Side plank, reverse plank, knee sliding plank… If getting abs is your main goal, doing planks every day will help strengthen your stomach and every muscle group that makes it up.

Here we leave you a list with 10 different ways to make a board:

Plank with outstretched arms

The easiest variant of the traditional iron. You need to make sure that your arms are just below the shoulders. The challenge in this case lies in the time spent in the position, or in its repetitions, until the abdomen contracts and pulls enough to make it an isometric exercise.

Side plank

The side plank is one of the most effective exercises available for the abdomen. With one hand on the floor and the other close to your body, raise your body until you have only one arm and your feet are resting on the floor.

Balance plank

This isometric plank consists of reducing the base of support by bringing the arms together or directly removing the support (raising it). The exercise can be as simple as doing a traditional plank using only one arm.

Plank with knees to chest

From the basic plank position, raise your arms straight and bend your wrists. Bring one knee toward the opposite shoulder and try to balance for a second or two. The spine should remain aligned with the tailbone, do not lower or raise your hips. The head, in the natural position of the board, without forcing. Return your leg to the starting position in front plank and repeat with the other leg.

Plank with a bridge

This variant is reminiscent of the famous dog facing Pilates. We start from the plank with the arms supported. We need an impulse (and the resulting work of the core) to lift the hips up and, without bending the knees, raise the glutes as much as possible. We try to stay for a few seconds and return to the starting position.

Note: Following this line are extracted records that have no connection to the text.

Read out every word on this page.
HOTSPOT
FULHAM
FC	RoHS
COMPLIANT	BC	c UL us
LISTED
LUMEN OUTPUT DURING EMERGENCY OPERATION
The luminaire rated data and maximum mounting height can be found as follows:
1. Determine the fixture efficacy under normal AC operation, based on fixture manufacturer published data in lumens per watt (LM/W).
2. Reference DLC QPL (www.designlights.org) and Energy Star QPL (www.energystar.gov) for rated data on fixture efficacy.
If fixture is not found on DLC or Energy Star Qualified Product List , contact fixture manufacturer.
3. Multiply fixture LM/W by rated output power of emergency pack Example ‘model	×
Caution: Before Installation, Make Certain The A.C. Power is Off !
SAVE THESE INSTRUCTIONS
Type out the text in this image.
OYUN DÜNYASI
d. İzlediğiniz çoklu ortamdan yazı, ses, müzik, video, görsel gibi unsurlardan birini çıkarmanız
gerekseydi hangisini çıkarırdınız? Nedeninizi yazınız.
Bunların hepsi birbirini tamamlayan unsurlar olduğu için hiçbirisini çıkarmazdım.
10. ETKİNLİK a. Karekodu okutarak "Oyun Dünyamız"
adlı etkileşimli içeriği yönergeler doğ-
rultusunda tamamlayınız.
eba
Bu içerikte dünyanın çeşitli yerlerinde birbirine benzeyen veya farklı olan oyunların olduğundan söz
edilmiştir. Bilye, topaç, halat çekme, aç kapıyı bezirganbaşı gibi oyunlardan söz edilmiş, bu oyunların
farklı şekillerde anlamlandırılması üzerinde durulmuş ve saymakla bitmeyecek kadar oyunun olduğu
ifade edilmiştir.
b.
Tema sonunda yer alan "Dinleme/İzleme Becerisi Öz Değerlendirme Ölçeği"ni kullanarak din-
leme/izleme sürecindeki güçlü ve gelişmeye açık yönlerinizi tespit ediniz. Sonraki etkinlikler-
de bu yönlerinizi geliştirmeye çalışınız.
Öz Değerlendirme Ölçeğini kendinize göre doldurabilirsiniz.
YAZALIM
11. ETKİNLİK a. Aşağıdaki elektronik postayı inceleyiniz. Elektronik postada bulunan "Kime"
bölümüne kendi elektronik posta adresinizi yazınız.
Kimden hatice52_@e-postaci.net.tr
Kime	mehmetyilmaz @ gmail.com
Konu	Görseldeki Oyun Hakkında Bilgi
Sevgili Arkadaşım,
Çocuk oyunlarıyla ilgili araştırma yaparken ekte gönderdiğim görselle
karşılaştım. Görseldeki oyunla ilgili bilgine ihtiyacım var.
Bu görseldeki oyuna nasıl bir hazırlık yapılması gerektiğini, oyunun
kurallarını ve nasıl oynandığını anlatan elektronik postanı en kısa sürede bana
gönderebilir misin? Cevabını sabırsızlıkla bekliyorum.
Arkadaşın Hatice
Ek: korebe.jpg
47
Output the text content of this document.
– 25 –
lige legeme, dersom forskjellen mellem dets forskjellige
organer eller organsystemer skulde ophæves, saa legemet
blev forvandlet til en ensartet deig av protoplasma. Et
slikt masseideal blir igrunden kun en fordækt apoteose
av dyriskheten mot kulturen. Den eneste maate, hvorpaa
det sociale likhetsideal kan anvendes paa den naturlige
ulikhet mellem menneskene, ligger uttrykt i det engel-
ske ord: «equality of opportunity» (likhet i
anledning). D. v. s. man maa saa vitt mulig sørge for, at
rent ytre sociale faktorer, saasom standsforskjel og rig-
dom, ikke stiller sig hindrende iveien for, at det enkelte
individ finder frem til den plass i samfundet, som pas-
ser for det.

From the plank position, find the lateral plank by bringing one arm to the ceiling, support the inside of the foot and the outside of the other. Then return to the starting position, but always with your hand in the air. This way you will only have three supports throughout the exercise.

Plank with fitball

From the starting position: plank with the palms of the hands resting on the floor and the feet resting with the insteps on top of the Fitball makes a Crunch movement, and That is, bring your knees towards your chest, and return to the original position.

Tap on the shoulder

From the plank position, bring the palm of your hand to the opposite shoulder. The hips remain stable and parallel to the ground.

Front board

This is the most popular: lying face down, resting on the balls of your feet and elbows. The latter should be just below the shoulders. Stay in that position for 15 to 30 seconds depending on your physical condition.